17
Lug
2018

Un manifesto per la smart economy—di Alessio Mitra

Prevenire è meglio che curare. L’economia digitale è stata oggetto, negli scorsi mesi, di numerosi attacchi, dalla vicenda della webtax, ai diversi emendamenti “anti Flixbus”, fino alle proposte di regolamentazione dei rider. Spesso queste vicende sono nate da azioni lobbistiche degli operatori tradizionali spaventati dalla concorrenza, ma non di rado sono state alimentate da una scarsa comprensione dei fenomeni.

Va letta in questi termini, probabilmente, l’iniziativa di Flixbus, che ha rivolto un appello al Governo per aprire un tavolo e scrivere un manifesto sulla Smart Economy. FlixBus sottolinea la necessità di meno burocrazia, promozione delle aziende digitali, apertura ai nuovi modelli di business e facilitazioni alle giovani imprese che puntano e investono in innovazione e ricerca.
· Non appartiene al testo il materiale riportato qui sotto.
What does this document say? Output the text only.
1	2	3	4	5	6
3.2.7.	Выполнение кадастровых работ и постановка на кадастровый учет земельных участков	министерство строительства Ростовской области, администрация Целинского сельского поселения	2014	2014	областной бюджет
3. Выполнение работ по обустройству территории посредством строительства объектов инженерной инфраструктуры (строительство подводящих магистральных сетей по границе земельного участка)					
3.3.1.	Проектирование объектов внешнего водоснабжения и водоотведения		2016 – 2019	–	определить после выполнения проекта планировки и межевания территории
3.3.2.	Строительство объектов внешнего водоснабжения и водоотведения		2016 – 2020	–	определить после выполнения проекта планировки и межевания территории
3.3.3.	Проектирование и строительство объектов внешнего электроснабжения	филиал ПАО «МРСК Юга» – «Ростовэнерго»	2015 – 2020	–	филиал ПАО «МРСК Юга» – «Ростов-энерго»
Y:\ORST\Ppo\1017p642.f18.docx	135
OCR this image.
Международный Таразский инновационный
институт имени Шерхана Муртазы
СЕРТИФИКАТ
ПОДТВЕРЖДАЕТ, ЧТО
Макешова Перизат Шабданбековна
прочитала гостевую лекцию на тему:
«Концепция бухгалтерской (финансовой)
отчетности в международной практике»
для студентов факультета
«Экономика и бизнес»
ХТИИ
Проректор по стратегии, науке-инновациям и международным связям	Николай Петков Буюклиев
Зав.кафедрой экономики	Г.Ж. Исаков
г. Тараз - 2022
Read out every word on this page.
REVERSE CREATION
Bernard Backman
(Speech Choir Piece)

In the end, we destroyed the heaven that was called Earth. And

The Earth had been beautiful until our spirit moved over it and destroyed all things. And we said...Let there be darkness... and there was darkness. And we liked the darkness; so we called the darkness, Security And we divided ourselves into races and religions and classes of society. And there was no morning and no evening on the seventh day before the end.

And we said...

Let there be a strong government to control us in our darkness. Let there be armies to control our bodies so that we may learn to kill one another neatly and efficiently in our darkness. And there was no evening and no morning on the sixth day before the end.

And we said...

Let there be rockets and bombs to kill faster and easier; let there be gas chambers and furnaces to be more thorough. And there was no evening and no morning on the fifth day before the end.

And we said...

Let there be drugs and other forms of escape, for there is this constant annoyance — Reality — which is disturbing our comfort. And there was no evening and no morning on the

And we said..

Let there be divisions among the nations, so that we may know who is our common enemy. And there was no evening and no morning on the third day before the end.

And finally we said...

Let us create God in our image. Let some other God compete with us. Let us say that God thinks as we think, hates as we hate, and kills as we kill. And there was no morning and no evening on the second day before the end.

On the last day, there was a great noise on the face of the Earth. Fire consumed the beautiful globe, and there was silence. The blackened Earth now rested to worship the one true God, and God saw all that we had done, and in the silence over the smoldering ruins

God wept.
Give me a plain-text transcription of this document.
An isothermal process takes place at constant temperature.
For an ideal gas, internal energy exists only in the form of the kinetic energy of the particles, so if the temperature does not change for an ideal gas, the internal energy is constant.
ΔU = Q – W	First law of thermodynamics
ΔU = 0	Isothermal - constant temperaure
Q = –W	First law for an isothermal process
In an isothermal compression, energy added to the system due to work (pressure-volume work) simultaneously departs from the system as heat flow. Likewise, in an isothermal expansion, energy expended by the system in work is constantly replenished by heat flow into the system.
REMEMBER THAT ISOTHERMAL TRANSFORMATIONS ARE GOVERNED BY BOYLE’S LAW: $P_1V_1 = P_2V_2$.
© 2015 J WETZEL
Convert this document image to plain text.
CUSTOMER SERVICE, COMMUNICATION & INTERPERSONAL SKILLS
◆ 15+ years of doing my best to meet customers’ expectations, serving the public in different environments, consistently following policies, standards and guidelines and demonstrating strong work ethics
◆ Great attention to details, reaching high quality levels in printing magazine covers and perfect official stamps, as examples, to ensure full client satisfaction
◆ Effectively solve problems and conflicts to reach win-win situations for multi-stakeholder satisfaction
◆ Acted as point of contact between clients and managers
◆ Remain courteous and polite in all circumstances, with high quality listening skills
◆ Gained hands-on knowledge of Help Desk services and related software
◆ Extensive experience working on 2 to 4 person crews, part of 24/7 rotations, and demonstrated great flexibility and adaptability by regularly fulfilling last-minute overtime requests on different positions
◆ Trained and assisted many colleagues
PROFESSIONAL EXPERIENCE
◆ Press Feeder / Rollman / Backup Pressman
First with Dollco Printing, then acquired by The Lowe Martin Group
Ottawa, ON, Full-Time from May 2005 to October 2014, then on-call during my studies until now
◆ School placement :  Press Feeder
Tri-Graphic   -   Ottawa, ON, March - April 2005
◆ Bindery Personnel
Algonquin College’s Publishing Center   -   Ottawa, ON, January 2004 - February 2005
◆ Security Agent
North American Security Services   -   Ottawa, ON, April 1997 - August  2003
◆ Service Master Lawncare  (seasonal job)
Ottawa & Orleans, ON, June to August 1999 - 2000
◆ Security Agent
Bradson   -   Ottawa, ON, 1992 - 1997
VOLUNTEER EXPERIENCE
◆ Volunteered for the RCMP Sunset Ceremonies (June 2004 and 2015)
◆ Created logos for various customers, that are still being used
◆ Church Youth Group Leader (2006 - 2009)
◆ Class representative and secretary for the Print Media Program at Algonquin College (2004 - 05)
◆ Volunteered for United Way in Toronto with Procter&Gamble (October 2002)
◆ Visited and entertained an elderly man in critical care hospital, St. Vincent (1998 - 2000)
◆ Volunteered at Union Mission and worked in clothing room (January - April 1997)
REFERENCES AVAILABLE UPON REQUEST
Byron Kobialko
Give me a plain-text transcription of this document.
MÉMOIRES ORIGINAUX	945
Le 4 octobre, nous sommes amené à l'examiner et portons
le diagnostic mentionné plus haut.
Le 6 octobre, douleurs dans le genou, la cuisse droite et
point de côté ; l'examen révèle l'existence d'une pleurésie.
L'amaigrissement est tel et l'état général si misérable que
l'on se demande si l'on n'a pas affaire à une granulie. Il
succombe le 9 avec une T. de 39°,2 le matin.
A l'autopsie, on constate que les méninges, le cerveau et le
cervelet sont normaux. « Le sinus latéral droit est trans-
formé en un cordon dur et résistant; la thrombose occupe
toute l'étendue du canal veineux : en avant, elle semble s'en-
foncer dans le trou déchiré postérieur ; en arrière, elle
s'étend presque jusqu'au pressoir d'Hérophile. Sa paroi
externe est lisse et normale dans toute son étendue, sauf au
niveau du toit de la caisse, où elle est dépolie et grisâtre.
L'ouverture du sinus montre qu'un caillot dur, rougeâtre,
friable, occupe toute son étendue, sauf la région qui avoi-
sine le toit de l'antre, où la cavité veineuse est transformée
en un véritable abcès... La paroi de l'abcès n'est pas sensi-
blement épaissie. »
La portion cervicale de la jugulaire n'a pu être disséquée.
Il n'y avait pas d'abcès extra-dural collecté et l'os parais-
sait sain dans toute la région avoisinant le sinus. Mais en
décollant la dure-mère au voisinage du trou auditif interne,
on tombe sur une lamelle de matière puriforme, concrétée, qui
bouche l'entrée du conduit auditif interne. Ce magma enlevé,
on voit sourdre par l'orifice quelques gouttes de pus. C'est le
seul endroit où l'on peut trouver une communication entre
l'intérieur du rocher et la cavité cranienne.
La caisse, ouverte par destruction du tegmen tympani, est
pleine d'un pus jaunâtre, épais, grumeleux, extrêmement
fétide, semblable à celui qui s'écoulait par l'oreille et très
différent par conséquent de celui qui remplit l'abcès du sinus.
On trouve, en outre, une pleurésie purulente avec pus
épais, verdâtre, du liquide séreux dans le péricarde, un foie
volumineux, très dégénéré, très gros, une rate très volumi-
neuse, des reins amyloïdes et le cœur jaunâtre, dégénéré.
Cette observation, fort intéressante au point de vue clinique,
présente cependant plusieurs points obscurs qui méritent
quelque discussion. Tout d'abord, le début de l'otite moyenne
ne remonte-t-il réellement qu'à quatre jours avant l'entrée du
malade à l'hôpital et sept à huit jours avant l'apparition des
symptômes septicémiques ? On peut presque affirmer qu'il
A questi elementi, secondo il country manager di Flixbus Andrea Incondi, vanno affiancate tutele del lavoro e dei lavoratori. Tali tutele devono essere però in linea con la realtà economica delle piattaforme, non possono ricalcare il modello della grande impresa verticalmente integrata. L’economia digitale deve essere studiata e compresa con attenzione, al fine di proteggere al meglio i lavoratori senza correre il rischio di danneggiarli per superficialità.

Proprio in questo elemento risiede la vera sfida al Governo: la capacità di accettare l’innovazione, comprenderla e regolamentarla senza ostacolarla. Un approccio, per esempio, ben lontano da quello adottato nelle prime bozze del Decreto Dignità, che ricalca invece confusamente vecchie idee superate dalla realtà e incoerenti con gli insegnamenti della scienza economica. Ricette pericolose, per l’economia, per il lavoro, per l’Italia.

FlixBus rivolge un appello al pragmatismo, chiede alle controparti istituzionali di sedersi al tavolo e guardare i dati, invita le altre aziende innovative presenti in Italia ad unirsi a tale tavolo, per discutere assieme di proposte e soluzioni, per dire al Governo: “noi non siamo nemici”.

Sono molte le aziende che potrebbero essere interessate a sedersi a questo tavolo. Quello dell’economia digitale è un mondo, molte volte, tanto poco compreso da politica e opinione pubblica, quanto poi apprezzato e premiato dai consumatori. Non compreso perché interpretato con i vecchi occhiali dell’industria fordista, dalla struttura gerarchica aziendale, della relazione rigida tra datore di lavoro e dipendente. Le piattaforme al contrario sono una rete che mette in connessione domanda e offerta, facilitando le transazioni e consentendo un utilizzo più efficiente dei fattori.

Se il governo non capirà queste nuove circostanze, il risultato sarà quello di mettere a serio rischio l’economia e i posti di lavoro nascenti. Obiettivo primario del Manifesto della Smart Economy è appunto quello di farlo comprendere.

Un confronto tra le forze politiche e l’imprenditoria innovativa potrebbe offrire un importante contributo al rilancio economico del paese. Dal suo ingresso nel mercato italiano, in tre anni, FlixBus ha creato 1.500 posti di lavoro e collegato oltre 300 città a prezzi prima inimmaginabili. I costi di trasporto e le reti di collegamento sono un elemento di forte stimolo alla crescita economica. Non solo: l’intermediazione della piattaforma tedesca ha anche consentito di valorizzare le potenzialità di imprese di trasporto locali, che si sono trovate inserite in una rete più vasta.

In Italia, l’esistenza di imprese innovative che vogliono rinnovare il tessuto economico, diffondere know-how tra le imprese locali e stimolare concorrenza in settori che per decenni hanno prosperato di posizioni di rendita, deve essere vista come un’opportunità per non restare indietro, per riformare e riformarsi.

Il mondo del futuro, integrato, veloce e dinamico, riserva alla politica problemi complessi. Problemi che non potranno essere risolti da un rassicurante “chiudersi a riccio”. Per tale ragione, la proposta di FlixBus al governo, se guardata da vicino, ha un sapore “einaudiano”. Essa invita ad avvicinarsi per conoscere, e presuppone che conoscere debba essere l’anticamera del deliberare.